Nuclear clean-up bill £12bn higher than predicted

Decommissioning Britain's growing radioactive waste mountain is likely to cost the taxpayer £12bn more than previous highest estimates, raising fresh questions about the expense of the new generation of nuclear power stations.

Environmental campaigners and Tory MPs said the costs of decommissioning – likely to reach £73bn - were now "out of control". They called for an urgent clean-up at the Sellafield recycling plant in Cumbria after the report by the public spending watchdog, the National Audit Office (NAO).

The NAO reported that decommissioning costs for the existing 19 nuclear plants had risen by 18 per cent – about £11.7bn between 2005 and 2007 – and are expected to reach £73bn but could go higher. Part of the reason for the rise is that previous plans failed to include the cost of cleaning up the ponds and silos at Sellafield, and the method of decommissioning was changed from manual to remotely operated work to reduce risks to staff.

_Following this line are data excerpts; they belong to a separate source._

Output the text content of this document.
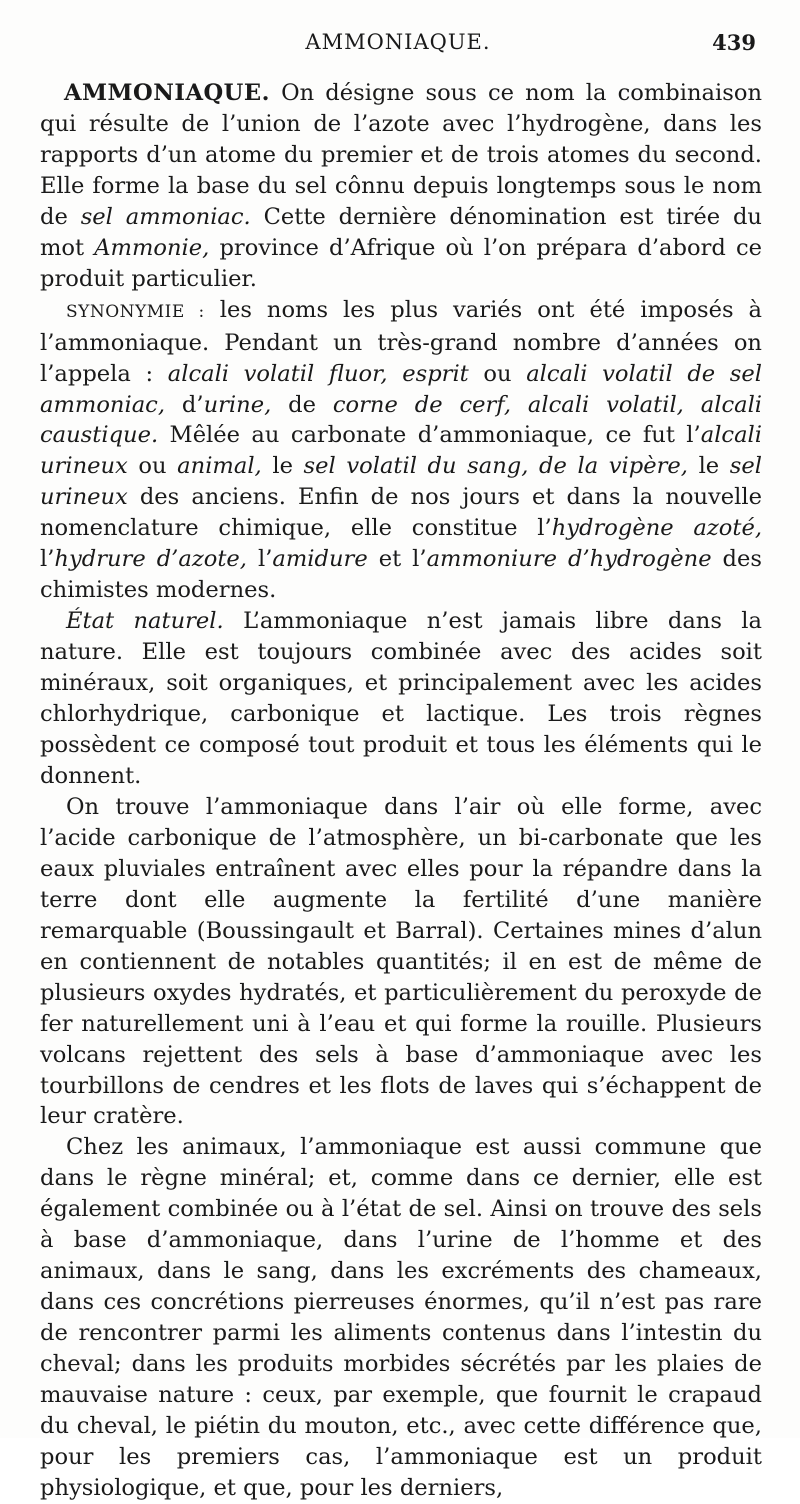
AMMONIAQUE.	439

AMMONIAQUE. On désigne sous ce nom la combinaison qui résulte de l’union de l’azote avec l’hydrogène, dans les rapports d’un atome du premier et de trois atomes du second. Elle forme la base du sel cônnu depuis longtemps sous le nom de sel ammoniac. Cette dernière dénomination est tirée du mot Ammonie, province d’Afrique où l’on prépara d’abord ce produit particulier.

SYNONYMIE : les noms les plus variés ont été imposés à l’ammoniaque. Pendant un très-grand nombre d’années on l’appela : alcali volatil fluor, esprit ou alcali volatil de sel ammoniac, d’urine, de corne de cerf, alcali volatil, alcali caustique. Mêlée au carbonate d’ammoniaque, ce fut l’alcali urineux ou animal, le sel volatil du sang, de la vipère, le sel urineux des anciens. Enfin de nos jours et dans la nouvelle nomenclature chimique, elle constitue l’hydrogène azoté, l’hydrure d’azote, l’amidure et l’ammoniure d’hydrogène des chimistes modernes.

État naturel. L’ammoniaque n’est jamais libre dans la nature. Elle est toujours combinée avec des acides soit minéraux, soit organiques, et principalement avec les acides chlorhydrique, carbonique et lactique. Les trois règnes possèdent ce composé tout produit et tous les éléments qui le donnent.

On trouve l’ammoniaque dans l’air où elle forme, avec l’acide carbonique de l’atmosphère, un bi-carbonate que les eaux pluviales entraînent avec elles pour la répandre dans la terre dont elle augmente la fertilité d’une manière remarquable (Boussingault et Barral). Certaines mines d’alun en contiennent de notables quantités; il en est de même de plusieurs oxydes hydratés, et particulièrement du peroxyde de fer naturellement uni à l’eau et qui forme la rouille. Plusieurs volcans rejettent des sels à base d’ammoniaque avec les tourbillons de cendres et les flots de laves qui s’échappent de leur cratère.

Chez les animaux, l’ammoniaque est aussi commune que dans le règne minéral; et, comme dans ce dernier, elle est également combinée ou à l’état de sel. Ainsi on trouve des sels à base d’ammoniaque, dans l’urine de l’homme et des animaux, dans le sang, dans les excréments des chameaux, dans ces concrétions pierreuses énormes, qu’il n’est pas rare de rencontrer parmi les aliments contenus dans l’intestin du cheval; dans les produits morbides sécrétés par les plaies de mauvaise nature : ceux, par exemple, que fournit le crapaud du cheval, le piétin du mouton, etc., avec cette différence que, pour les premiers cas, l’ammoniaque est un produit physiologique, et que, pour les derniers,
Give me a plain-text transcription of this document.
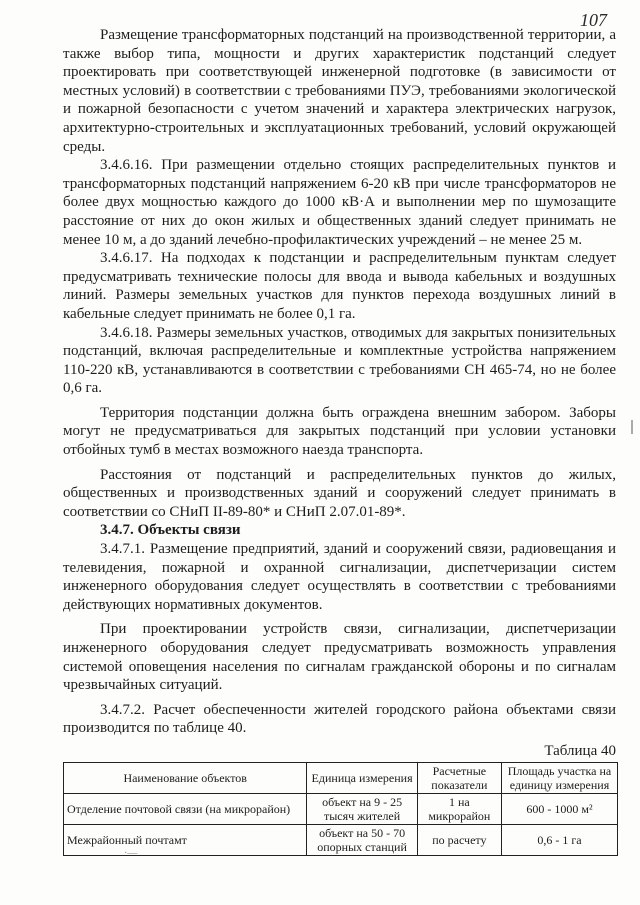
107

Размещение трансформаторных подстанций на производственной территории, а также выбор типа, мощности и других характеристик подстанций следует проектировать при соответствующей инженерной подготовке (в зависимости от местных условий) в соответствии с требованиями ПУЭ, требованиями экологической и пожарной безопасности с учетом значений и характера электрических нагрузок, архитектурно-строительных и эксплуатационных требований, условий окружающей среды.

3.4.6.16. При размещении отдельно стоящих распределительных пунктов и трансформаторных подстанций напряжением 6-20 кВ при числе трансформаторов не более двух мощностью каждого до 1000 кВ·А и выполнении мер по шумозащите расстояние от них до окон жилых и общественных зданий следует принимать не менее 10 м, а до зданий лечебно-профилактических учреждений – не менее 25 м.

3.4.6.17. На подходах к подстанции и распределительным пунктам следует предусматривать технические полосы для ввода и вывода кабельных и воздушных линий. Размеры земельных участков для пунктов перехода воздушных линий в кабельные следует принимать не более 0,1 га.

3.4.6.18. Размеры земельных участков, отводимых для закрытых понизительных подстанций, включая распределительные и комплектные устройства напряжением 110-220 кВ, устанавливаются в соответствии с требованиями СН 465-74, но не более 0,6 га.

Территория подстанции должна быть ограждена внешним забором. Заборы могут не предусматриваться для закрытых подстанций при условии установки отбойных тумб в местах возможного наезда транспорта.

Расстояния от подстанций и распределительных пунктов до жилых, общественных и производственных зданий и сооружений следует принимать в соответствии со СНиП II-89-80* и СНиП 2.07.01-89*.

3.4.7. Объекты связи

3.4.7.1. Размещение предприятий, зданий и сооружений связи, радиовещания и телевидения, пожарной и охранной сигнализации, диспетчеризации систем инженерного оборудования следует осуществлять в соответствии с требованиями действующих нормативных документов.

При проектировании устройств связи, сигнализации, диспетчеризации инженерного оборудования следует предусматривать возможность управления системой оповещения населения по сигналам гражданской обороны и по сигналам чрезвычайных ситуаций.

3.4.7.2. Расчет обеспеченности жителей городского района объектами связи производится по таблице 40.

Таблица 40
Наименование объектов	Единица измерения	Расчетные показатели	Площадь участка на единицу измерения
Отделение почтовой связи (на микрорайон)	объект на 9 - 25 тысяч жителей	1 на микрорайон	600 - 1000 м²
Межрайонный почтамт	объект на 50 - 70 опорных станций	по расчету	0,6 - 1 га
·—
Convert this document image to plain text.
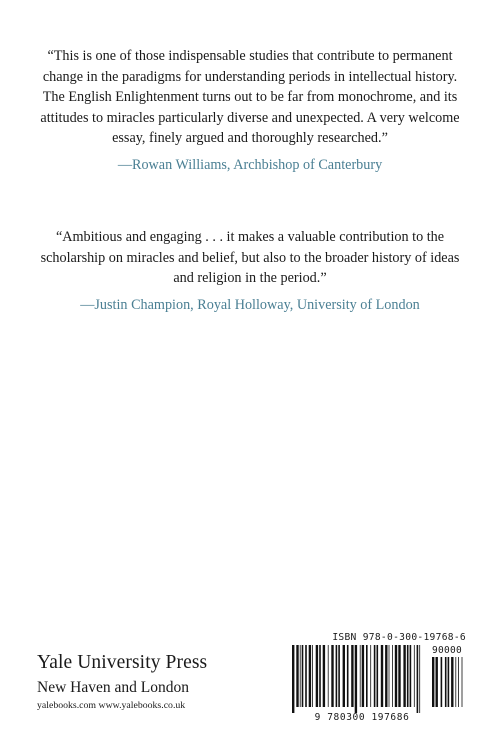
“This is one of those indispensable studies that contribute to permanent change in the paradigms for understanding periods in intellectual history. The English Enlightenment turns out to be far from monochrome, and its attitudes to miracles particularly diverse and unexpected. A very welcome essay, finely argued and thoroughly researched.”

—Rowan Williams, Archbishop of Canterbury

“Ambitious and engaging . . . it makes a valuable contribution to the scholarship on miracles and belief, but also to the broader history of ideas and religion in the period.”

—Justin Champion, Royal Holloway, University of London

Yale University Press
New Haven and London
yalebooks.com www.yalebooks.co.uk
ISBN 978-0-300-19768-6
90000
9 780300 197686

"Today's report reveals the staggering cost of trying to safeguard Britain's growing mountain of radioactive waste," said Neil Crumpton, a Friends of the Earth campaigner. "And it's the taxpayer who will have to foot the bill. We can meet our energy needs and combat climate change without building new reactors.

"The Government should invest in clean safe renewable power, energy efficiency and low-carbon technology, rather than adding to a nuclear legacy that we still don't know what to do with."

The Government is still pondering the best way to store future waste but has been advised that deep storage under the sea is probably the safest method. The cost of building new storage facilities is not included in the latest estimates.

Edward Leigh, the Tory chairman of the Public Accounts Committee, which will investigate the figures, said: "It is particularly worrying that cost estimates for work about to begin are still on the rise." He warned that the taxpayer was facing higher costs because of the "start and stop" nature of the work at some of the sites.

A member of his committee, the Tory MP Richard Bacon, said the cost of cleaning up the UK's first nuclear reactors was "running out of control". He said problems encountered in cleaning up the Sellafield recycling plant were proving "toxic" for the decommissioning authority's finances, disrupting work at other sites and creating additional costs for the taxpayer. He added: "The authority needs to reduce the pressure the work at Sellafield is putting on its operations by cleaning up Sellafield as a matter of priority".

The authority said the increase in costs partly reflected "a more complete assessment of the range of work that needs to be taken forward, including the action necessary to address hazards at some of the legacy facilities at Sellafield.

"Our analysis of the plans also indicates, however, that cost estimates on work expected to be undertaken in the near to medium-term, which might be expected to have stabilised by now, have risen significantly. Between 2005 and 2007, the estimate of likely costs for the first five year period covered by those plans in a consistent manner – April 2008 to March 2013 – rose by 41 per cent."

A growing proportion of the UK's nuclear facilities have reached, or are nearing, the end of their operational life. By December 2007, 14 facilities had shut down and were in the process of being decommissioned, which included cleaning up the sites.

The Prime Minister has made it clear that he wants to go ahead with new nuclear power stations to reduce Britain's reliance on Middle East oil and to reduce the country's carbon emissions.